The brilliance of the original novel, lay in the fact that Christie, writing in the Sixties, repeated one of her most famous tricks, despite its being supposedly unrepeatably. I borrowed the book from the local library shortly after it first came out, and was much impressed. As a student, I also enjoyed the film version starring Hywel Bennett as Michael Rogers, the poor lad who marries a lovely heiress. The film's cast was superb - it also included the likes of Hayley Mills, Britt Ekland, George Sanders and Peter Bowles. I'd rate it as the most under-rated movie ever made of a Christie novel.
Back to tonight's show, which also had an impressive cast.
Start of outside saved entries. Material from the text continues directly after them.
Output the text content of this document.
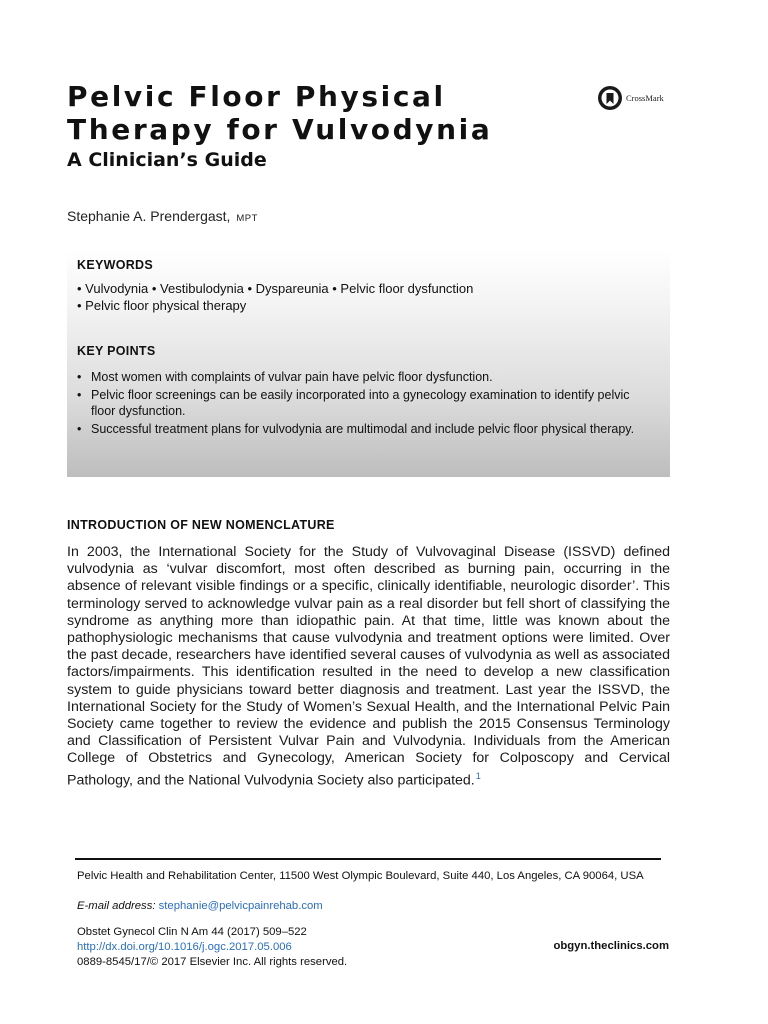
Pelvic Floor Physical
Therapy for Vulvodynia
CrossMark
A Clinician’s Guide
Stephanie A. Prendergast, MPT
KEYWORDS
• Vulvodynia • Vestibulodynia • Dyspareunia • Pelvic floor dysfunction
• Pelvic floor physical therapy
KEY POINTS
• Most women with complaints of vulvar pain have pelvic floor dysfunction.
• Pelvic floor screenings can be easily incorporated into a gynecology examination to identify pelvic floor dysfunction.
• Successful treatment plans for vulvodynia are multimodal and include pelvic floor physical therapy.
INTRODUCTION OF NEW NOMENCLATURE

In 2003, the International Society for the Study of Vulvovaginal Disease (ISSVD) defined vulvodynia as ‘vulvar discomfort, most often described as burning pain, occurring in the absence of relevant visible findings or a specific, clinically identifiable, neurologic disorder’. This terminology served to acknowledge vulvar pain as a real disorder but fell short of classifying the syndrome as anything more than idiopathic pain. At that time, little was known about the pathophysiologic mechanisms that cause vulvodynia and treatment options were limited. Over the past decade, researchers have identified several causes of vulvodynia as well as associated factors/impairments. This identification resulted in the need to develop a new classification system to guide physicians toward better diagnosis and treatment. Last year the ISSVD, the International Society for the Study of Women’s Sexual Health, and the International Pelvic Pain Society came together to review the evidence and publish the 2015 Consensus Terminology and Classification of Persistent Vulvar Pain and Vulvodynia. Individuals from the American College of Obstetrics and Gynecology, American Society for Colposcopy and Cervical Pathology, and the National Vulvodynia Society also participated.$^1$

Pelvic Health and Rehabilitation Center, 11500 West Olympic Boulevard, Suite 440, Los Angeles, CA 90064, USA
E-mail address: stephanie@pelvicpainrehab.com
Obstet Gynecol Clin N Am 44 (2017) 509–522
http://dx.doi.org/10.1016/j.ogc.2017.05.006
0889-8545/17/© 2017 Elsevier Inc. All rights reserved.
obgyn.theclinics.com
Tom Hughes played Michael, while his architect pal was played by Aneurin Barnard (the young hero of Moonfleet - he's had as impressive a festive season as Jenna Coleman.) Tamzin Outhwaite was almost unrecognisable as Michael's miserable mum, while there were cameo roles for Wendy Craig and Hugh Dennis.
The unusual structure of the plot means that Endless Night is far from orthodox Christie fare. This has caused some commentators to under-estimate it. In fact, it's a good story, and although this version did not strike me as being quite as compelling as the film (though in saying that, I have to admit I've not seen the film for a very long time) nevertheless it made excellent Sunday evening entertainment.